Until recently, those on the Blue side of the American political spectrum have generally not felt this kind of fear: progressive/liberal Americans have, for the most part, felt themselves to be on the “right side of history.” They’ve generally enjoyed both dominance and ascendance, and have seen Red victories as temporary set-backs rather than existential threats. As is usual in war, the consistent legal and political gains of the past few decades have produced a sense of moral and cultural superiority among left-leaning Americans. Most seem to see “Bible belt” American Christianity as fundamentally illegitimate and treat it with a kind of contempt that would seem inexcusable if it were being directed against any other cultural or religious group.
Now, I’m not at all convinced that Red American culture is actually anywhere near the point where it can only survive through ghettoization. I think the last election pretty clearly demonstrated that Blue America has been frankly overconfident in the manifestness of its progressive destiny. But be that as it may, I think there are a lot of American Christians who are justly terrified because they do not see Trump as their political messiah, but rather as their political Judas. They are deeply aware that this is a man who appeared on the cover of Playboy, that his “family values” are non-existent, that he was pro-choice right up to the minute that it was expedient for him to become pro-life, that his theology is shallow at best, and that he’s a New Yorker whose real cultural allegiance is to Wall Street. Basically, they see him as a Manchurian candidate who espouses Red beliefs in public, but who is actually interested in advancing a globalist, corporate, secular agenda that is deeply at odds with Christian culture.
For anyone who sees it that way, yeah, I could see how they would think it was time to run for the hills, hole up and preserve their cultural traditions as well as they can. And I don’t think that’s illegitimate. Cultures have a right to self-preservation just as individuals do, and forming tight-knit communities, distinct from the mainstream, is one of the oldest and most time-tested methods by which embattled or marginalized groups survive. And if Christian America has to become a distinct entity, no longer meaningfully represented by Republicanism, then marginalization may well be at hand.
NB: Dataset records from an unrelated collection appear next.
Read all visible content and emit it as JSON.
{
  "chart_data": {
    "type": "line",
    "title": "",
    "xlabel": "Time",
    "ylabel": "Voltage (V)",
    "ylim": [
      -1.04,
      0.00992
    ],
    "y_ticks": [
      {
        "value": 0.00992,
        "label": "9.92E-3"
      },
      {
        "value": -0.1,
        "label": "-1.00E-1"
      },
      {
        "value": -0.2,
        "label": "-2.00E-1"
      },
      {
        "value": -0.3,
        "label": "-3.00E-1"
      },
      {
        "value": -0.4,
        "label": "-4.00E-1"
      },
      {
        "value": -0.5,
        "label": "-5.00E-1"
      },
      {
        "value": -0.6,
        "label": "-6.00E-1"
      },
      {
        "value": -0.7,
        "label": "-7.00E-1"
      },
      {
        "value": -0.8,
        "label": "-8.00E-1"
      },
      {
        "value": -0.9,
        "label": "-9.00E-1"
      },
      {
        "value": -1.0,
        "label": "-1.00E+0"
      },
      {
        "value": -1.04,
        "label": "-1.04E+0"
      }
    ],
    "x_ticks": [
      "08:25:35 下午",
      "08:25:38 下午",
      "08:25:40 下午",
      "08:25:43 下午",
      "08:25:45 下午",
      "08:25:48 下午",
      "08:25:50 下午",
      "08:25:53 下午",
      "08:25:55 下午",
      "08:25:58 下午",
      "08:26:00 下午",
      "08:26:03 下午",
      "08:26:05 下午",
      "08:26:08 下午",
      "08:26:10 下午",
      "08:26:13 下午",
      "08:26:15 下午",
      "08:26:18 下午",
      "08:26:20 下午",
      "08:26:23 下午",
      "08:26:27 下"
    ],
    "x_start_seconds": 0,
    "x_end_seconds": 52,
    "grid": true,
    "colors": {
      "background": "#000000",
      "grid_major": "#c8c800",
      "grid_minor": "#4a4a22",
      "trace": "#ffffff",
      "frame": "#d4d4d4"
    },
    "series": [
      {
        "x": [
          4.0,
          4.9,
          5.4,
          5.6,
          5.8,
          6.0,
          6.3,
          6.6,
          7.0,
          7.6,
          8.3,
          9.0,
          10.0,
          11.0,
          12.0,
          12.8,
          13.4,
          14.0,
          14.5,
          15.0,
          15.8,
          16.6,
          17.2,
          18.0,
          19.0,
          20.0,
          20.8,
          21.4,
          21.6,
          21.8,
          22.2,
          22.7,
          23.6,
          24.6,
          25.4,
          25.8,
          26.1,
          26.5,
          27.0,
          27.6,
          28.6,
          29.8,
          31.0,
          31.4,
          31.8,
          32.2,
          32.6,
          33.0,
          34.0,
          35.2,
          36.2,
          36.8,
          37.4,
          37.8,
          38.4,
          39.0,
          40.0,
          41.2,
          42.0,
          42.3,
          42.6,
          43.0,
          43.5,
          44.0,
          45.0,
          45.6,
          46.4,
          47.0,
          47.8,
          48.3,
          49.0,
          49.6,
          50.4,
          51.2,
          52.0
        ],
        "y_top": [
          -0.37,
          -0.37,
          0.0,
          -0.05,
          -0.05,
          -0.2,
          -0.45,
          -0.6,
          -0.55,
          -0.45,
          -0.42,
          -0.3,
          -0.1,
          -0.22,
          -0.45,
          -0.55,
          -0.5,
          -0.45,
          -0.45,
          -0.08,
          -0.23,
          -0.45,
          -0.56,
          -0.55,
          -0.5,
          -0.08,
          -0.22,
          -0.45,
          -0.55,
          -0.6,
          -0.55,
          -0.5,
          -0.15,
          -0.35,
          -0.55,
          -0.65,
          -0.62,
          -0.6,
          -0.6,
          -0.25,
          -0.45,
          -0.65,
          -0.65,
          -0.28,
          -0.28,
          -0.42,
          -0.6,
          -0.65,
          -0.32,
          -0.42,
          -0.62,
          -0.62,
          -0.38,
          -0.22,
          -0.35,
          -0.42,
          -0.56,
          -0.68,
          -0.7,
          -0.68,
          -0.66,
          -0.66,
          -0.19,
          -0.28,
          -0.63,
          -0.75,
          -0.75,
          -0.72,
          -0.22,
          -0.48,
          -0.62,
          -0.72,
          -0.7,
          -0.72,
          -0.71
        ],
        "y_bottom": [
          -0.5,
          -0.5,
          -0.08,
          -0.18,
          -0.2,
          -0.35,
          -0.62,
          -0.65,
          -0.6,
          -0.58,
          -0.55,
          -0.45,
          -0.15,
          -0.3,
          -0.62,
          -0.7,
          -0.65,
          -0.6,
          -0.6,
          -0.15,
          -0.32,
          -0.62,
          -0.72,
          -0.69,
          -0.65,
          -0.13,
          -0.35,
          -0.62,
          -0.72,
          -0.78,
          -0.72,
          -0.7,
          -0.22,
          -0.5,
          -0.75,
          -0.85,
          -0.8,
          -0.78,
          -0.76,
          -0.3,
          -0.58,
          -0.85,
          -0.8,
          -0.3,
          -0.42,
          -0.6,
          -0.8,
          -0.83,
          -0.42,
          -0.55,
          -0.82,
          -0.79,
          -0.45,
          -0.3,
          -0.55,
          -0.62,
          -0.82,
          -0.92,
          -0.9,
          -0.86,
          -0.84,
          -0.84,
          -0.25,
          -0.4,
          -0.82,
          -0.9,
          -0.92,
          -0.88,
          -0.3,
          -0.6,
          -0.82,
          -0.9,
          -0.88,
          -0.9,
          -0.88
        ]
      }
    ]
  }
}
It’s not just a matter of preserving an ideology, it’s a matter of preserving an entire way of life: a way of life that includes a distinctive worldview (as all traditions do), but also a particular set of cultural practices that are becoming increasingly difficult to sustain in the face of postmodern Western culture’s rising global dominance. And even though there are definitely aspects of American Christianity that I find offensive to my own sensibilities, if I’m going to be consistent in holding that cultural diversity is a good and beautiful thing then I must desire the preservation of that particular culture as well – and if BenOp communities turn out to be part of the means by which its preservation is assured, then I think they are worth defending.